Une quatrième hypothèse de datation de l'entrée dans l'anthropocène est due à Paul Crutzen, qui est le concepteur, l'architecte, du concept d'anthropocène. Il date tantôt en 1769, avec la date de dépôt du brevet de la machine à vapeur par James Watt, ou alors parfois en 1800 pour signifier à un moment donné la révolution industrielle.

Avec la révolution industrielle, c’est l'entrée dans une nouvelle ère dans son acception, non pas géologique mais sociétale, marquée par ensuite tout un tas de choses, l'industrialisation, etc., avec une altération des écosystèmes et une modification substantielle de la constitution chimique de l'atmosphère.

5e hypothèse

Une cinquième hypothèse possible de datation de l'entrée dans l'anthropocène, c'est en 1950. C'est principalement Zalasiewicz qui la propose, avec l'entrée dans ce qu'il appelle la grande accélération.

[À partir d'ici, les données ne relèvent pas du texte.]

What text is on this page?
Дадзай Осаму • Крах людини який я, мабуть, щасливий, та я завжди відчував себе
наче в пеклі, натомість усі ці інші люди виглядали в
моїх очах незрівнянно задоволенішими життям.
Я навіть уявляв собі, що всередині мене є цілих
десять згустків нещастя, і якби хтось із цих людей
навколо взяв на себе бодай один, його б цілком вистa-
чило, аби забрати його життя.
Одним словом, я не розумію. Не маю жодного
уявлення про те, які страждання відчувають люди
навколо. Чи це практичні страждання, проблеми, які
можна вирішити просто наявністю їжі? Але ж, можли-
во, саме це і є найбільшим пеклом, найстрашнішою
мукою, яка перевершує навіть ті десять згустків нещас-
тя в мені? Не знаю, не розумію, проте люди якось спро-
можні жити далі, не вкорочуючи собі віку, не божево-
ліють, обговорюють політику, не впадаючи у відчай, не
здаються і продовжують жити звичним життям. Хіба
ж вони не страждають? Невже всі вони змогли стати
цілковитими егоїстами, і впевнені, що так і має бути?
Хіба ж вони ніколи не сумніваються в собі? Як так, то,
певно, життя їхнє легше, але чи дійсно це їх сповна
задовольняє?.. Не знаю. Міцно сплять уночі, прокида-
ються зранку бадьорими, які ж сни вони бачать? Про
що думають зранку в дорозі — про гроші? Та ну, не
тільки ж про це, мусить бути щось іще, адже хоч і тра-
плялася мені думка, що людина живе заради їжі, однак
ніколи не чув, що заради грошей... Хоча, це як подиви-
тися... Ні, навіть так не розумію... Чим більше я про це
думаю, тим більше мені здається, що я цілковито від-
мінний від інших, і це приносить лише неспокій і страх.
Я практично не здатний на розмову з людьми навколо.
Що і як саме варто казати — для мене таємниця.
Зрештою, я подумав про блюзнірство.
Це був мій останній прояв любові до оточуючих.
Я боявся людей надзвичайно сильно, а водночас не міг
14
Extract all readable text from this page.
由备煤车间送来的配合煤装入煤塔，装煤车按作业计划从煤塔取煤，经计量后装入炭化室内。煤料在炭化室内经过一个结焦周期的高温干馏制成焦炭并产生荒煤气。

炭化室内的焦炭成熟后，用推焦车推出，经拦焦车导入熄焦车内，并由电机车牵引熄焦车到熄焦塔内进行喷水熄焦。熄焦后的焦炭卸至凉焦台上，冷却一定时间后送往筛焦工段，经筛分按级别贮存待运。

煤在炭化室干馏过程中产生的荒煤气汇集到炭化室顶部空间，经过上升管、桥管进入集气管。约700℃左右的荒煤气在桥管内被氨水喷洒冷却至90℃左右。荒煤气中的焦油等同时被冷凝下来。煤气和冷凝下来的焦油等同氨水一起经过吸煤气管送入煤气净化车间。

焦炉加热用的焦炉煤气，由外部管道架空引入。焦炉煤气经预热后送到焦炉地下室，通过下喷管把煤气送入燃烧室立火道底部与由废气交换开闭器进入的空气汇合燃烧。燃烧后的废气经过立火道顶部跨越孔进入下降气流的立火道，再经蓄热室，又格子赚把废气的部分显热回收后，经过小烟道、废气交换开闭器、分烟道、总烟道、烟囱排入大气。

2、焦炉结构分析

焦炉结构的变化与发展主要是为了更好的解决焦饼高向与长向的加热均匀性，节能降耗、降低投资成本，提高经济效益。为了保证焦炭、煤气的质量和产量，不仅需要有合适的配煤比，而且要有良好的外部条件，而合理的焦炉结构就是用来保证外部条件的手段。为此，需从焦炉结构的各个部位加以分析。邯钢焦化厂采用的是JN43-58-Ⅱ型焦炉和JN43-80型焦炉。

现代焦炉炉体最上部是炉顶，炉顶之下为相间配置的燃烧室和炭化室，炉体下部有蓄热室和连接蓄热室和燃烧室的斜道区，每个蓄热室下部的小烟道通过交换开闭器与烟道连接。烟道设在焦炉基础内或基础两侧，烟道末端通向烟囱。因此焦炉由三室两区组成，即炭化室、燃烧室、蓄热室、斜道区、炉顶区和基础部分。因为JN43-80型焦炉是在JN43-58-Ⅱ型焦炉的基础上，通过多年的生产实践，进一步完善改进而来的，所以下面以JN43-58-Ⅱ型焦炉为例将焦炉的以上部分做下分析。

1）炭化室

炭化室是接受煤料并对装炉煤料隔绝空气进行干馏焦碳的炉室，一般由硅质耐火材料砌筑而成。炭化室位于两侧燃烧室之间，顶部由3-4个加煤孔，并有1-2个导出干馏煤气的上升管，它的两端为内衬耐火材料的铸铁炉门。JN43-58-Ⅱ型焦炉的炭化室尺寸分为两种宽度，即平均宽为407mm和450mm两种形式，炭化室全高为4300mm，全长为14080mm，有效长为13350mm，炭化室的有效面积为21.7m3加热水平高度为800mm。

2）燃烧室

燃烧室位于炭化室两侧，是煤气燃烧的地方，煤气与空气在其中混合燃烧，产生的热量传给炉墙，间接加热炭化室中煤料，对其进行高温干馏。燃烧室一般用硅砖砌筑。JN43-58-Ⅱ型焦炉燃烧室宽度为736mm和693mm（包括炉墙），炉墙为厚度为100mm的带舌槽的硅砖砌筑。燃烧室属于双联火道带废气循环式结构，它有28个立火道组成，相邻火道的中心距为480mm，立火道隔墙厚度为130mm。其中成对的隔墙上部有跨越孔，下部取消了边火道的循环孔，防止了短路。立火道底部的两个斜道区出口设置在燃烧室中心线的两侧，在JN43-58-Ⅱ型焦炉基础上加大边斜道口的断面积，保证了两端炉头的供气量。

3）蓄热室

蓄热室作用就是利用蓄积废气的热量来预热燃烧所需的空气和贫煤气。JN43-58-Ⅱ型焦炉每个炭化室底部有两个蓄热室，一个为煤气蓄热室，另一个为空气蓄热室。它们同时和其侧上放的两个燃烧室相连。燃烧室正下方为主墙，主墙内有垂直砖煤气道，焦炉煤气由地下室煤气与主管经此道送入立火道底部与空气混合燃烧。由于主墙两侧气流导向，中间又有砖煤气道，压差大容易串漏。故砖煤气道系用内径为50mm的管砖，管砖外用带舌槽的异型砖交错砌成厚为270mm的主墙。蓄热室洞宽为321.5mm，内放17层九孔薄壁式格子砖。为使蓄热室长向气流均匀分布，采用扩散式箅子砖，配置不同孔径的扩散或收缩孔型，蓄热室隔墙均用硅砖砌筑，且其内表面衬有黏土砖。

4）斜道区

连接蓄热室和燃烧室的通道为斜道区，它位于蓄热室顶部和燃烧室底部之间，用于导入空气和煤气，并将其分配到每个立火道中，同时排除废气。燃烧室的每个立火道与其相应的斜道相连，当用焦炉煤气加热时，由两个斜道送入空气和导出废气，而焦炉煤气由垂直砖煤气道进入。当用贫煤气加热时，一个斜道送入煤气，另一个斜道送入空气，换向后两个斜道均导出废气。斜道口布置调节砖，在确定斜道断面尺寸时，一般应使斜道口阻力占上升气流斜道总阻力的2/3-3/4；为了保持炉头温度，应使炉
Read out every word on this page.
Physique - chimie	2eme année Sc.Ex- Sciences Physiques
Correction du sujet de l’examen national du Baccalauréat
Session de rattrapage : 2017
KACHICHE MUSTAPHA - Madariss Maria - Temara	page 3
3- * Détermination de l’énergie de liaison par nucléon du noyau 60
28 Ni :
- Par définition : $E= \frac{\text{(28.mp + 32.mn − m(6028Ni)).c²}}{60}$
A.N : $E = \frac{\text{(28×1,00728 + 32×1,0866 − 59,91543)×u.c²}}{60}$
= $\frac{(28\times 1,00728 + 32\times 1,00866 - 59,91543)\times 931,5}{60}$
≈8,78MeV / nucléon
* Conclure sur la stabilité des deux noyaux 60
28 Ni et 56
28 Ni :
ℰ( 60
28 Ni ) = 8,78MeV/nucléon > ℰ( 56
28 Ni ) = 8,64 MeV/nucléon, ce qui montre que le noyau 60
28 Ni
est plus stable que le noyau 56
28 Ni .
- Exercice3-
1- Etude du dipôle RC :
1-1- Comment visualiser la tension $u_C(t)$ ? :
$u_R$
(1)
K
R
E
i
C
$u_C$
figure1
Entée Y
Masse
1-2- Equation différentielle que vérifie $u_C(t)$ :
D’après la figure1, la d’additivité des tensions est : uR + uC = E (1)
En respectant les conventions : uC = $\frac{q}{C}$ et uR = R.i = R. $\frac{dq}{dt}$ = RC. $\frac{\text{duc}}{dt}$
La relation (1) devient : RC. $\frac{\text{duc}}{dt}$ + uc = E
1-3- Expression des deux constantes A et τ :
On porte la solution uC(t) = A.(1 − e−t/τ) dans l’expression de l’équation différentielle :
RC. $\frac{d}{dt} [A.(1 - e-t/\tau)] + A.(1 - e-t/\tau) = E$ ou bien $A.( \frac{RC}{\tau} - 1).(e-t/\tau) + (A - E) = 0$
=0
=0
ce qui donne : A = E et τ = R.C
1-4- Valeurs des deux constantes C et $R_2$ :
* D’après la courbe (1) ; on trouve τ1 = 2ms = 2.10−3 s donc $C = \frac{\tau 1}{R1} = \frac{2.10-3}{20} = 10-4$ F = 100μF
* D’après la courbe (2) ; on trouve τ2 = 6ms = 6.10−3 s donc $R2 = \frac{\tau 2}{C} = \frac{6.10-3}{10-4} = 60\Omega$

La grande accélération, c'est quand on regarde les graphiques de différentes courbes, autant des courbes qui permettent de maîtriser, d'analyser le système Terre, de comprendre le système Terre, que des courbes renvoyant à l'activité socioéconomique des êtres humains : on perçoit un emballement. C'est l'entrée, à un moment donné, dans le régime de l'obsolescence programmée, de la consommation de masse, etc., qui marque une étape supplémentaire après celle de la révolution industrielle d'un point de vue historique.

6e hypothèse

Une sixième hypothèse possible de datation de l'entrée dans l'anthropocène est due à différentes personnes, notamment Zalasiewicz. C'est en 1945, avec l'explosion de la première bombe atomique dont on retrouve des radionucléides aux quatre coins du monde, et tout particulièrement au niveau des glaces des pôles.

7e hypothèse

Il existe une septième hypothèse de datation de l'entrée dans l'anthropocène. On la doit à Wolff et d'autres auteurs, qui nous disent : "C'est quelque part dans le futur et peut-être qu'il serait plus sage pour les géologues d'entériner la datation de l'entrée dans l'anthropocène lorsqu'on aura quelques centaines d'années de recul."

Ce à quoi d'autres répondent : "En fait, si on n'entérine pas à un moment donné l'entrée dans une nouvelle époque géologique et que derrière ne découlent pas tout un tas de mesures sociopolitiques pour contenir l'emballement du système Terre, on n'aura jamais l'occasion de la dater parce que la vie humaine en société ne sera plus possible."

On voit la façon dont s'immisce ici un questionnement politique au cœur de ce questionnement scientifique.

2. Les récits portés par ces hypothèses

Revenons maintenant très rapidement sur chacune de ces datations car, comme on peut le voir, chaque datation est porteuse d'une histoire, véhicule quelque chose.

Si on met de côté celle d'il y a 400 000 ans avec le feu, qui est plus anecdotique, et qu’on regarde celle de l'agriculture, qu'est-ce qu'on nous dit en disant : est-ce qu'on ne serait pas entrés en anthropocène il y a 5 000, 8 000 ans, avec le développement de l'agriculture ? Puisque la question, c'est qui est le responsable ? C'est chacun de nous, c'est tout le monde, c'est Homo sapiens. À partir du moment où on mange, on a une responsabilité dans l'avènement de l'anthropocène.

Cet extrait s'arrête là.